# [Movie of the Decade- Round 2] The Prestige vs Up



## masamune1 (Jan 1, 2010)

vs






The Poll will remain open for 2 Days. 
The winner will pass on to the next round.


----------



## Chee (Jan 1, 2010)

The Prestige, good film throughout.

Up was great in the beginning and middle, so-so near the end.


----------



## Mider T (Jan 1, 2010)

I'm gonna go with Up.


----------



## Rukia (Jan 1, 2010)

The Prestige for me.

I still think it's a shame The Illusionist didn't get more support for this competition.


----------



## keiiya (Jan 1, 2010)

I'm going with The Prestige. I agree with Chee, Up was a good film but I found that the ending was lacking something.


----------



## Ennoea (Jan 1, 2010)

> The Prestige, good film throughout.
> 
> Up was great in the beginning and middle, so-so near the end



Pretty much.


----------



## Ema Skye (Jan 1, 2010)

I wasn't really a huge fan of the Prestige when I saw it, so I'm going with Up.


----------



## Xion (Jan 1, 2010)

Never saw Up but I am going to assume it is a standard very good Pixar film. The Prestige though engrossed me throughout. I still get chills at the end.

"Abracadabra."


----------



## Yasha (Jan 1, 2010)

Prestige. Up is not even in the top 5 best animations I've seen.


----------



## Gabe (Jan 1, 2010)

i vote for the prestige


----------



## Grape (Jan 2, 2010)

hey hey hey its magic.

prestige.


----------



## Zeropark (Jan 2, 2010)

He must be using magic.

Prestige.


----------



## Niabingi (Jan 2, 2010)

The prestige was long, dragged it's heels and painfully predictable. It's ending wanted to be on The Usual Suspects level and failed spectacularly.

Up gets my vote.


----------



## Rukia (Jan 2, 2010)

Jeesh.  Pretty soon we are going to be down to a couple of animated films and a couple LOTR movies.  Ridiculous.


----------



## Niabingi (Jan 2, 2010)

Better an enjoyable animation than an over complicated, overrated, over long and over acted mediocre film.


----------



## Chee (Jan 2, 2010)

Rukia said:


> Jeesh.  Pretty soon we are going to be down to a couple of animated films and a couple LOTR movies.  Ridiculous.



Ugh. This.


----------



## Rukia (Jan 2, 2010)

Niabingi said:


> Better an enjoyable animation than an over complicated, overrated, over long and over acted mediocre film.

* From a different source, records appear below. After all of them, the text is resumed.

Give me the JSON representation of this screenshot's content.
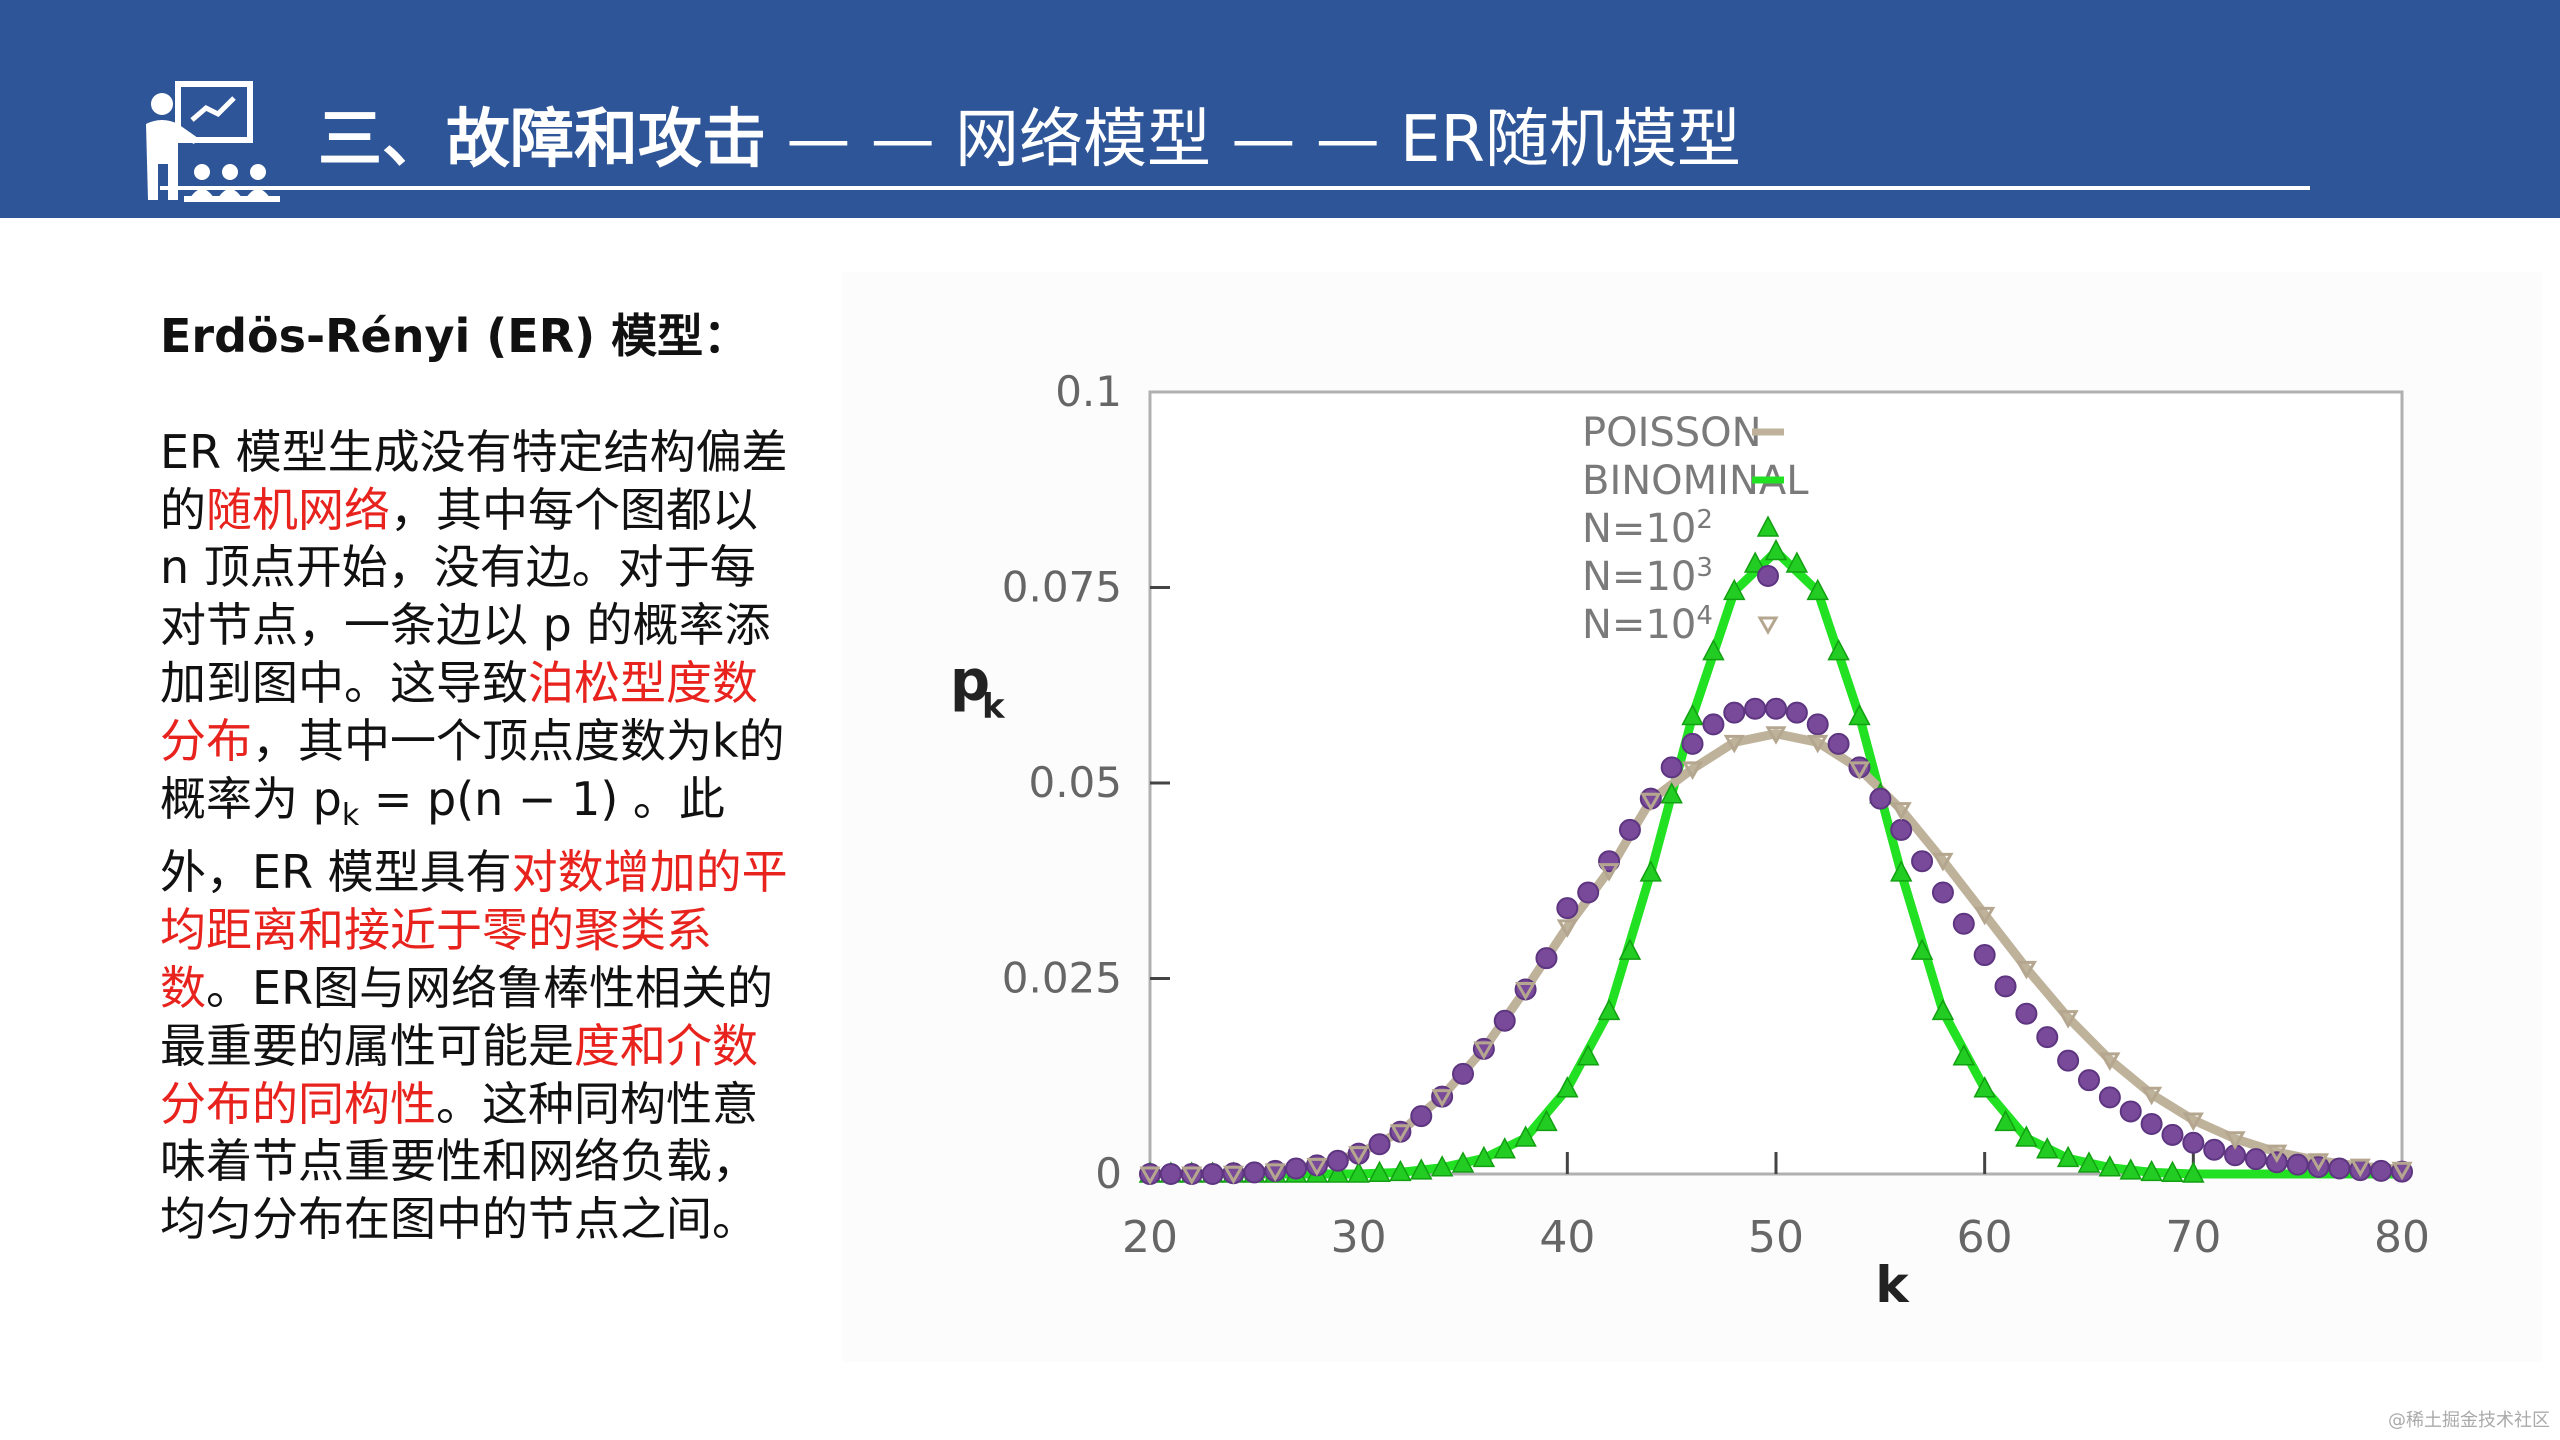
{
  "header": {
    "title_strong": "三、故障和攻击",
    "title_light": " — — 网络模型 — — ER随机模型"
  },
  "text": {
    "heading": "Erdös-Rényi (ER) 模型：",
    "p1": "ER 模型生成没有特定结构偏差的",
    "r1": "随机网络",
    "p2": "，其中每个图都以 n 顶点开始，没有边。对于每对节点，一条边以 p 的概率添加到图中。这导致",
    "r2": "泊松型度数分布",
    "p3": "，其中一个顶点度数为k的概率为 p",
    "p3_sub": "k",
    "p4": " = p(n − 1) 。此外，ER 模型具有",
    "r3": "对数增加的平均距离和接近于零的聚类系数",
    "p5": "。ER图与网络鲁棒性相关的最重要的属性可能是",
    "r4": "度和介数分布的同构性",
    "p6": "。这种同构性意味着节点重要性和网络负载，均匀分布在图中的节点之间。"
  },
  "watermark": "@稀土掘金技术社区",
  "colors": {
    "header_bg": "#2e5597",
    "highlight": "#e8231e",
    "poisson": "#bfb29a",
    "binominal": "#22e022",
    "n100": "#22cc22",
    "n1000": "#7a4a9a",
    "n10000": "#b5a78f"
  },
  "chart_data": {
    "type": "line",
    "xlabel": "k",
    "ylabel": "p",
    "ylabel_sub": "k",
    "xlim": [
      20,
      80
    ],
    "ylim": [
      0,
      0.1
    ],
    "x_ticks": [
      20,
      30,
      40,
      50,
      60,
      70,
      80
    ],
    "y_ticks": [
      0,
      0.025,
      0.05,
      0.075,
      0.1
    ],
    "y_tick_labels": [
      "0",
      "0.025",
      "0.05",
      "0.075",
      "0.1"
    ],
    "legend_position": "top-right",
    "series": [
      {
        "name": "POISSON",
        "style": "line",
        "color": "#bfb29a",
        "x": [
          20,
          22,
          24,
          26,
          28,
          30,
          32,
          34,
          36,
          38,
          40,
          42,
          44,
          46,
          48,
          50,
          52,
          54,
          56,
          58,
          60,
          62,
          64,
          66,
          68,
          70,
          72,
          74,
          76,
          78,
          80
        ],
        "values": [
          0.0,
          0.0,
          0.0001,
          0.0004,
          0.0011,
          0.0026,
          0.0054,
          0.0099,
          0.016,
          0.0236,
          0.0316,
          0.0388,
          0.0478,
          0.0518,
          0.0552,
          0.0563,
          0.0552,
          0.0518,
          0.0466,
          0.0401,
          0.0332,
          0.0263,
          0.02,
          0.0146,
          0.0102,
          0.0069,
          0.0045,
          0.0028,
          0.0017,
          0.001,
          0.0006
        ]
      },
      {
        "name": "BINOMINAL",
        "style": "line",
        "color": "#22e022",
        "x": [
          20,
          22,
          24,
          26,
          28,
          30,
          32,
          34,
          36,
          38,
          40,
          42,
          44,
          46,
          48,
          50,
          52,
          54,
          56,
          58,
          60,
          62,
          64,
          66,
          68,
          70,
          72,
          74,
          76,
          78,
          80
        ],
        "values": [
          0.0,
          0.0,
          0.0,
          0.0,
          0.0,
          0.0,
          0.0002,
          0.0008,
          0.002,
          0.0046,
          0.0109,
          0.0208,
          0.0385,
          0.0585,
          0.0745,
          0.0796,
          0.0745,
          0.0585,
          0.0385,
          0.0208,
          0.0109,
          0.0046,
          0.002,
          0.0008,
          0.0002,
          0.0,
          0.0,
          0.0,
          0.0,
          0.0,
          0.0
        ]
      },
      {
        "name": "N=10",
        "sup": "2",
        "style": "marker-triangle-up",
        "color": "#22cc22",
        "x": [
          20,
          21,
          22,
          23,
          24,
          25,
          26,
          27,
          28,
          29,
          30,
          31,
          32,
          33,
          34,
          35,
          36,
          37,
          38,
          39,
          40,
          41,
          42,
          43,
          44,
          45,
          46,
          47,
          48,
          49,
          50,
          51,
          52,
          53,
          54,
          55,
          56,
          57,
          58,
          59,
          60,
          61,
          62,
          63,
          64,
          65,
          66,
          67,
          68,
          69,
          70
        ],
        "values": [
          0.0,
          0.0,
          0.0,
          0.0,
          0.0,
          0.0,
          0.0,
          0.0,
          0.0,
          0.0,
          0.0,
          0.0001,
          0.0002,
          0.0004,
          0.0008,
          0.0013,
          0.002,
          0.0031,
          0.0046,
          0.0066,
          0.0109,
          0.015,
          0.0208,
          0.0285,
          0.0385,
          0.0485,
          0.0585,
          0.0668,
          0.0745,
          0.078,
          0.0796,
          0.078,
          0.0745,
          0.0668,
          0.0585,
          0.0485,
          0.0385,
          0.0285,
          0.0208,
          0.015,
          0.0109,
          0.0066,
          0.0046,
          0.0031,
          0.002,
          0.0013,
          0.0008,
          0.0004,
          0.0002,
          0.0001,
          0.0
        ]
      },
      {
        "name": "N=10",
        "sup": "3",
        "style": "marker-circle",
        "color": "#7a4a9a",
        "x": [
          20,
          21,
          22,
          23,
          24,
          25,
          26,
          27,
          28,
          29,
          30,
          31,
          32,
          33,
          34,
          35,
          36,
          37,
          38,
          39,
          40,
          41,
          42,
          43,
          44,
          45,
          46,
          47,
          48,
          49,
          50,
          51,
          52,
          53,
          54,
          55,
          56,
          57,
          58,
          59,
          60,
          61,
          62,
          63,
          64,
          65,
          66,
          67,
          68,
          69,
          70,
          71,
          72,
          73,
          74,
          75,
          76,
          77,
          78,
          79,
          80
        ],
        "values": [
          0.0,
          0.0,
          0.0,
          0.0,
          0.0001,
          0.0002,
          0.0004,
          0.0007,
          0.0011,
          0.0017,
          0.0026,
          0.0038,
          0.0054,
          0.0074,
          0.0099,
          0.0128,
          0.016,
          0.0196,
          0.0236,
          0.0276,
          0.034,
          0.036,
          0.04,
          0.044,
          0.048,
          0.052,
          0.055,
          0.0575,
          0.059,
          0.0595,
          0.0595,
          0.059,
          0.0575,
          0.055,
          0.052,
          0.048,
          0.044,
          0.04,
          0.036,
          0.032,
          0.028,
          0.024,
          0.0205,
          0.0175,
          0.0145,
          0.012,
          0.0098,
          0.008,
          0.0064,
          0.005,
          0.004,
          0.0031,
          0.0024,
          0.0019,
          0.0015,
          0.0012,
          0.0009,
          0.0007,
          0.0005,
          0.0004,
          0.0003
        ]
      },
      {
        "name": "N=10",
        "sup": "4",
        "style": "marker-triangle-down",
        "color": "#b5a78f",
        "x": [
          20,
          22,
          24,
          26,
          28,
          30,
          32,
          34,
          36,
          38,
          40,
          42,
          44,
          46,
          48,
          50,
          52,
          54,
          56,
          58,
          60,
          62,
          64,
          66,
          68,
          70,
          72,
          74,
          76,
          78,
          80
        ],
        "values": [
          0.0,
          0.0,
          0.0001,
          0.0004,
          0.0011,
          0.0026,
          0.0054,
          0.0099,
          0.016,
          0.0236,
          0.0316,
          0.0388,
          0.0478,
          0.0518,
          0.0552,
          0.0563,
          0.0552,
          0.0518,
          0.0466,
          0.0401,
          0.0332,
          0.0263,
          0.02,
          0.0146,
          0.0102,
          0.0069,
          0.0045,
          0.0028,
          0.0017,
          0.001,
          0.0006
        ]
      }
    ]
  }
}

I'm not really protesting on behalf of The Prestige.  I have mentioned several times now that I consider The Illusionist to be a superior film.  I feel bad for films like Memento, Requiem For A Dream, and Donnie Darko.


----------



## Sasuke_Bateman (Jan 2, 2010)

I voted for Up, I didn't even watch it.



/spite


----------



## Rukia (Jan 2, 2010)

People are so fickle.  If UP had been released in 2005... it wouldn't even have been nominated for this competition.


----------



## Hyouma (Jan 2, 2010)

^Agreed. But The Prestige wasn't that good either imo. So voting for Up because it's a dual.


----------



## Sen (Jan 2, 2010)

I'm voting for Up 

I love Disney/Pixar movies though, so I suppose that is why   So lighthearted but awesome and sweet too.


----------



## Koi (Jan 2, 2010)

Man, the Prestige is on a the list of movies I REALLY want to see.  :<


----------



## Brian (Jan 2, 2010)

Voting for Up, the story was great and I'm a sucker for animated films.


----------



## Roy (Jan 3, 2010)

Chee said:


> The Prestige, good film throughout.
> 
> Up was great in the beginning and middle, so-so near the end.



QFT           .


----------



## The Pink Ninja (Jan 3, 2010)

Up made me cry

The Prestige made me snore


----------



## Blackfish (Jan 4, 2010)

Dammit, missed this vote. Would have voted for _The Prestige_. Still wouldn't have made a difference to the result, but still.


----------